7. A Charity hired three groups of clowns (balloon-twisters, magicians, and jugglers) to perform at a fund raising event. The table shows the number of clowns and the average amount of donations (per clown) raised by the three groups. The jugglers raised a total of $800.

7

  1. How many clowns were there in total?
  2. What was the total amount of donations raised by the three groups?
  3. How much did the average clown raise?

- 50 clowns in total
- $3700
- $74 

8. Create two distributions with identical means, medians, and ranges. One distribution should be platykurtic and the other leptokuric.
Main Points:

  1. Make the means and medians equal, e.g., 10 and 10.
  2. Make the two ranges equal, e.g., 5 to 15.
  3. Symmetrically cluster one set (equal in number to the first set) of scores between 9 and 11.
  4. Symmetrically spread another set of scores between 5 and 15.
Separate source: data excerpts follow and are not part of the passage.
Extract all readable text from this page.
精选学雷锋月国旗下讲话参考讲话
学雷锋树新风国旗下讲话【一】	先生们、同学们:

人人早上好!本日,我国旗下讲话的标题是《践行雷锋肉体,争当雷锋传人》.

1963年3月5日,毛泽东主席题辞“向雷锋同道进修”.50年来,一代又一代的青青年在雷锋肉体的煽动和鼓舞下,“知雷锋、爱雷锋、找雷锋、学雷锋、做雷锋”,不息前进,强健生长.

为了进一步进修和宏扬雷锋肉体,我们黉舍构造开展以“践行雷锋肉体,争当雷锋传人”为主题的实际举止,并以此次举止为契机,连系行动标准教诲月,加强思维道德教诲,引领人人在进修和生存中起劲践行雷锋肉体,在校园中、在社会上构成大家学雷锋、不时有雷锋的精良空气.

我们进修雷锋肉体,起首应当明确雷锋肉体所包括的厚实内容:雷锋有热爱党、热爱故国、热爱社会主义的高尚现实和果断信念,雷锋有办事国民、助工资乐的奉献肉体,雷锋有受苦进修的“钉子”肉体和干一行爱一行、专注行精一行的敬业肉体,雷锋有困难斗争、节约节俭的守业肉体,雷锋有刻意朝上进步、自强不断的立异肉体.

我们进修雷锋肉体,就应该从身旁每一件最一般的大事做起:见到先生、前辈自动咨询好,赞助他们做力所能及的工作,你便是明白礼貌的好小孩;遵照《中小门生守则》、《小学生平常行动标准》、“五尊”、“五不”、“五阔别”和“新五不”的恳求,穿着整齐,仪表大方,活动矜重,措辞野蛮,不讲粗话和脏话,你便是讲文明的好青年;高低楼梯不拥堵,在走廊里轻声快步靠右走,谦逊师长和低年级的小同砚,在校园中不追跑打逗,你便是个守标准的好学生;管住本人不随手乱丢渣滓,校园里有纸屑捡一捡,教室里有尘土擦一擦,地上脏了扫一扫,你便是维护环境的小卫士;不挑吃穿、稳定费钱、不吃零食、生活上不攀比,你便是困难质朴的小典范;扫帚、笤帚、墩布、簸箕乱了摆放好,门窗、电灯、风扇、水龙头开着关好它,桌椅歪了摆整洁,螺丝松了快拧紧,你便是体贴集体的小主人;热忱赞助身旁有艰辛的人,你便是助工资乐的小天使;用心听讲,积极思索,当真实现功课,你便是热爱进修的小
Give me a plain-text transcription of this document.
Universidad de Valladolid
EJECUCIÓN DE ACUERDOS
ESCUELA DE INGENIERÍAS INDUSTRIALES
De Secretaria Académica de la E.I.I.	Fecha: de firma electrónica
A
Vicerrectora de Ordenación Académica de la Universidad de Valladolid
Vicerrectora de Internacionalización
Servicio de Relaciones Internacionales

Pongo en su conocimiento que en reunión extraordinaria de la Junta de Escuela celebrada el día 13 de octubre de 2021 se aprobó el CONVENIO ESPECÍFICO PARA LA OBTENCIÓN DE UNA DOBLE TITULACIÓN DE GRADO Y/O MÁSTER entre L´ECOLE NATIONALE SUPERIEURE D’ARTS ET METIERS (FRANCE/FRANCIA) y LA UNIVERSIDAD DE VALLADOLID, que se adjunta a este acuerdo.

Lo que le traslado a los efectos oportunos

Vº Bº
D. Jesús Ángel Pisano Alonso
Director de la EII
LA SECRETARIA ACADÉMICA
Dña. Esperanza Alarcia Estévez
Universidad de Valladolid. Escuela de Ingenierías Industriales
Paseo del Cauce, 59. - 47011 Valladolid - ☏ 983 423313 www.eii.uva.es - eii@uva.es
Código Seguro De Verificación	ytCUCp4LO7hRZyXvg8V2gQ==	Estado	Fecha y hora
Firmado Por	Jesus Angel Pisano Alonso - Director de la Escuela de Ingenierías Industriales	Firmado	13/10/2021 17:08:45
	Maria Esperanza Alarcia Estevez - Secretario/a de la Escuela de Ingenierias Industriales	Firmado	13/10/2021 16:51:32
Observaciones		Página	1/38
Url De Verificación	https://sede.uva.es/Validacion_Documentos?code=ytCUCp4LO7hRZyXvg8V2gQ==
9. There are three sections of quiz scores in your class. One has 10 students and a mean of 7. The second has 5 students and a mean of 9. The third has only 5 students and a mean of 5. What is the composite or grand mean of the 20 students?

  • 10(7) + 5(9) + 5(5) = 140
  • 140/20 = 7 (composite mean)

10. If you took the three means in question #9 (7, 9, and 5) and simply divided by 3 (the number of sections), how would that compare with the composite mean computed in question #9. Why?
Main points:

  1. 21/3 = 7
  2. Although the sample sizes are unequal, the observations are symmetrically spread around the Grand Mean of 7: five above and 5 below.